Evening.
Fall. North Florida.
Bruised sky above rusted rim of earth.
Black forest backlit by plum-colored clouds. Receding glow. Expanding dark.
Deep in the cold woods of the Apalachicola River Basin, Remington James slowly makes his way beneath a canopy of pine and oak and cypress trees along a forest floor of fallen pine straw, wishing he’d worn a better jacket, his Chippewa snake boots slipping occasionally, unable to find footing on the slick surface.
Above him, a brisk breeze whistles through the branches, swaying the treetops in an ancient dance, raining down dead leaves and pine needles.

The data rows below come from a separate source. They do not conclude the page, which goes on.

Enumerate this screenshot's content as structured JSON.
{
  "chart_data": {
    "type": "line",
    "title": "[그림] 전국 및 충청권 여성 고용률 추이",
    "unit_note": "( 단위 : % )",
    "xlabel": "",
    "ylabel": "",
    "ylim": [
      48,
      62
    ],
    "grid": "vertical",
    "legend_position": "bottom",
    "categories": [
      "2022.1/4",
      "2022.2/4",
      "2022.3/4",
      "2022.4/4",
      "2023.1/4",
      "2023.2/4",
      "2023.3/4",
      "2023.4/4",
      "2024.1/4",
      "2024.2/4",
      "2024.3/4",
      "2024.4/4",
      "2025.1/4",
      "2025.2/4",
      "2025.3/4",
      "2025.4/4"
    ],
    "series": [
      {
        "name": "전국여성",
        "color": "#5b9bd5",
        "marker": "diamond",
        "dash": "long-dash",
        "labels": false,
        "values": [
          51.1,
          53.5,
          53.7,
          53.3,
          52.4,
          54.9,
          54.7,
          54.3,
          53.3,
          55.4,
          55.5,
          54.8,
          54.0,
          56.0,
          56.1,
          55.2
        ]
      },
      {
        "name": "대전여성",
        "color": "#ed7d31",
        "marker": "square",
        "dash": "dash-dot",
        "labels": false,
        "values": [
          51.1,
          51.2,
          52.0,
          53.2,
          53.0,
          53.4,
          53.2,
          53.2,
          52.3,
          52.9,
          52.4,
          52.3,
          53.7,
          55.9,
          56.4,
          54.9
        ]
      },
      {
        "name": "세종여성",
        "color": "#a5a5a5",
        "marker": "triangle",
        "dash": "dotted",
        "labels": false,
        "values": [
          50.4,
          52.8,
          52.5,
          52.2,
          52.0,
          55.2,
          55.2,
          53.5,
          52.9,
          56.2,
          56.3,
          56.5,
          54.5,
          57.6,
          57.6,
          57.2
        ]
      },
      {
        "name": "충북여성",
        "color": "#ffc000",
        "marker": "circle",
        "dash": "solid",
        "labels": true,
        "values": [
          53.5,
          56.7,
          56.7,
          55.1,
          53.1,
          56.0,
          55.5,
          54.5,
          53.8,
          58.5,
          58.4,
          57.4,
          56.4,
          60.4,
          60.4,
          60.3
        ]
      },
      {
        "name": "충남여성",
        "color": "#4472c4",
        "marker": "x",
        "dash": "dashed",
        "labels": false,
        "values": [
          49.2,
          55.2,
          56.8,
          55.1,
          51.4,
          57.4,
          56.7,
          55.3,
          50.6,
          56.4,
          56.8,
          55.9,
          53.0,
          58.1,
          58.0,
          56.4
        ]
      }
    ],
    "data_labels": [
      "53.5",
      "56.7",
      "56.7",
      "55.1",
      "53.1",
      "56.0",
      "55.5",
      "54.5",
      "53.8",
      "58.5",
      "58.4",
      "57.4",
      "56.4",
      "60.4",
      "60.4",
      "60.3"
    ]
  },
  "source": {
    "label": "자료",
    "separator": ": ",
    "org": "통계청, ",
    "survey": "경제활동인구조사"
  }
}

It’s his favorite time of day in his favorite time of year, his family’s hunting lease his favorite place to hide from the claustrophobia of small-town life increasingly closing in on him.
Screams.
He hears what sounds like human screams from a great distance away, but can’t imagine anyone else is out here and decides it must be an animal or the type of aural illusion that occurs so often when he’s alone this deep in the disorienting woods.
Still, it unnerves him. Especially when . . .
There it is again.
Doesn’t sound like any animal he’s ever heard, and he finds it far more disquieting than any sound he’s ever encountered out here.
It’s not a person, he tells himself. It’s not. Can’t be. But even if it were, you’d never be able to find anyone out here.
The sound stops . . . and he continues.
Use your senses. All of them.
See. Really see.
Imagine.
See not what is, but what might be.
Attempting to brush aside all thoughts of someone screaming in pain, he wills himself to focus his full attention on the reason he’s here.
New camera still carefully stowed away in the Tamrac sling pack strapped to his back, he has no thought of withdrawing it until he can see the images he wants to capture in his mind. Photography, at least the kind he’s attempting to practice, is not about snapping a lot of pictures, but what he’s able to visualize before he ever picks up his camera.